I saw another thread recently where someone said they setup a NixOS mailserver based on the instructions here and had great success

[–] [email protected] 1 points 1 year ago

Check into Google workspaces, it’s a paid service now but I got a family email set up 20 years ago and it’s awesome. You get all the access to Google stuff, administration, there’s plugins and stuff it’s just a Google account with a cooler email and an admin panel really.

[–] [email protected] 1 points 1 year ago

Read about Google workspaces

[–] [email protected] 1 points 1 year ago

I'm in the same boat. I use Cloudflare email routing to route mail for my domain to Gmail. That covers the inbound email, CF routing provides a catch-all option and you can direct individual addresses to different inboxes.

For outbound, just use any provider that gives SMTP for custom domain. I used Zoho for a while, recently went back to running my own server for outbound. In Gmail web interface, you can add other addresses to send mail as using external SMTP servers.
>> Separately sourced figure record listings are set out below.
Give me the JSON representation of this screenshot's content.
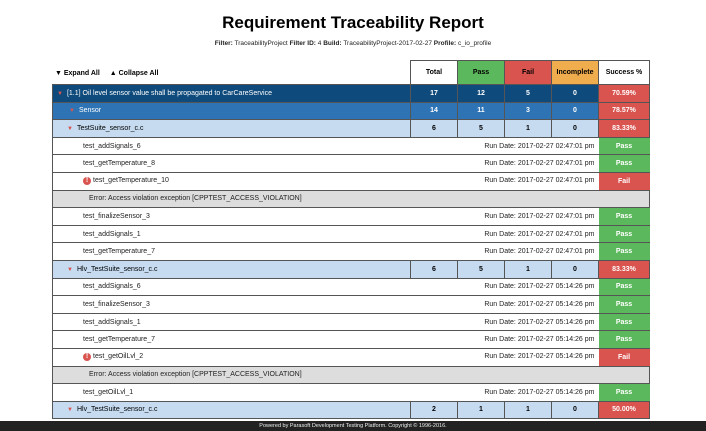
{
  "title": "Requirement Traceability Report",
  "filter": {
    "filter_label": "Filter:",
    "filter": "TraceabilityProject",
    "filter_id_label": "Filter ID:",
    "filter_id": "4",
    "build_label": "Build:",
    "build": "TraceabilityProject-2017-02-27",
    "profile_label": "Profile:",
    "profile": "c_io_profile"
  },
  "controls": {
    "expand": "▼ Expand All",
    "collapse": "▲ Collapse All"
  },
  "headers": {
    "total": "Total",
    "pass": "Pass",
    "fail": "Fail",
    "incomplete": "Incomplete",
    "success": "Success %"
  },
  "colors": {
    "pass": "#5cb85c",
    "fail": "#d9534f",
    "incomplete": "#f0ad4e",
    "requirement": "#0e4a7c",
    "group": "#2e74b5",
    "suite": "#c6dbf0"
  },
  "rows": [
    {
      "type": "req",
      "name": "[1.1] Oil level sensor value shall be propagated to CarCareService",
      "total": "17",
      "pass": "12",
      "fail": "5",
      "incomplete": "0",
      "success": "70.59%"
    },
    {
      "type": "grp",
      "name": "Sensor",
      "total": "14",
      "pass": "11",
      "fail": "3",
      "incomplete": "0",
      "success": "78.57%"
    },
    {
      "type": "suite",
      "name": "TestSuite_sensor_c.c",
      "total": "6",
      "pass": "5",
      "fail": "1",
      "incomplete": "0",
      "success": "83.33%"
    },
    {
      "type": "test",
      "name": "test_addSignals_6",
      "date": "Run Date: 2017-02-27 02:47:01 pm",
      "result": "Pass"
    },
    {
      "type": "test",
      "name": "test_getTemperature_8",
      "date": "Run Date: 2017-02-27 02:47:01 pm",
      "result": "Pass"
    },
    {
      "type": "test",
      "name": "test_getTemperature_10",
      "date": "Run Date: 2017-02-27 02:47:01 pm",
      "result": "Fail"
    },
    {
      "type": "err",
      "name": "Error: Access violation exception [CPPTEST_ACCESS_VIOLATION]"
    },
    {
      "type": "test",
      "name": "test_finalizeSensor_3",
      "date": "Run Date: 2017-02-27 02:47:01 pm",
      "result": "Pass"
    },
    {
      "type": "test",
      "name": "test_addSignals_1",
      "date": "Run Date: 2017-02-27 02:47:01 pm",
      "result": "Pass"
    },
    {
      "type": "test",
      "name": "test_getTemperature_7",
      "date": "Run Date: 2017-02-27 02:47:01 pm",
      "result": "Pass"
    },
    {
      "type": "suite",
      "name": "Hlv_TestSuite_sensor_c.c",
      "total": "6",
      "pass": "5",
      "fail": "1",
      "incomplete": "0",
      "success": "83.33%"
    },
    {
      "type": "test",
      "name": "test_addSignals_6",
      "date": "Run Date: 2017-02-27 05:14:26 pm",
      "result": "Pass"
    },
    {
      "type": "test",
      "name": "test_finalizeSensor_3",
      "date": "Run Date: 2017-02-27 05:14:26 pm",
      "result": "Pass"
    },
    {
      "type": "test",
      "name": "test_addSignals_1",
      "date": "Run Date: 2017-02-27 05:14:26 pm",
      "result": "Pass"
    },
    {
      "type": "test",
      "name": "test_getTemperature_7",
      "date": "Run Date: 2017-02-27 05:14:26 pm",
      "result": "Pass"
    },
    {
      "type": "test",
      "name": "test_getOilLvl_2",
      "date": "Run Date: 2017-02-27 05:14:26 pm",
      "result": "Fail"
    },
    {
      "type": "err",
      "name": "Error: Access violation exception [CPPTEST_ACCESS_VIOLATION]"
    },
    {
      "type": "test",
      "name": "test_getOilLvl_1",
      "date": "Run Date: 2017-02-27 05:14:26 pm",
      "result": "Pass"
    },
    {
      "type": "suite",
      "name": "Hlv_TestSuite_sensor_c.c",
      "total": "2",
      "pass": "1",
      "fail": "1",
      "incomplete": "0",
      "success": "50.00%"
    }
  ],
  "footer": "Powered by Parasoft Development Testing Platform. Copyright © 1996-2016."
}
All of this is of course not very good privacy-wise. Both CF and Google can read your mail... But putting that aside, the setup works really well. You can get your custom domain to Gmail with the price of a cheap email service. Zoho is around 10€ / year, but you could even use something like Amazon SES, I understand with low volumes it's practically free.

I thought about just forwarding from my own MX to Gmail, but that may cause problems if spam gets forwarded. SPF + DKIM setup is simple for traditional use, but forwarding all mail requires the original headers included in the fw mails, seemed like CF probably knows how to handle that better than me.

[–] [email protected] 1 points 1 year ago

I use namecheap’s email service privateemail since a couple of years. Google workspace was great, but don’t need the other features anymore and this is fifth of the price https://www.namecheap.com/hosting/email/

[–] [email protected] 1 points 1 year ago* (last edited 1 year ago)

I use mailbox.org - they recently changed the pricing and now you'll have to pay a minimum of €3/month to have your custom domain.

IIUC apple has an email offer at $1/month that allows a (or many? idk) custom domain and wildcard mailbox.

Honestly, I am considering doing the opposite and starting to self host my email... I loathe comparing the differences between various plans/tiers of the various providers and with commercial email one is bound to do that once in a while (plus €3/month is kinda steep... I mean... not that it's a very high price per se, but I pay some €6/year for a certified email mailbox and it's kinda strange to pay much more for a "normal" one)

[–] [email protected] 1 points 1 year ago

Purelymail.com sound great for your use case, it's also very cheap.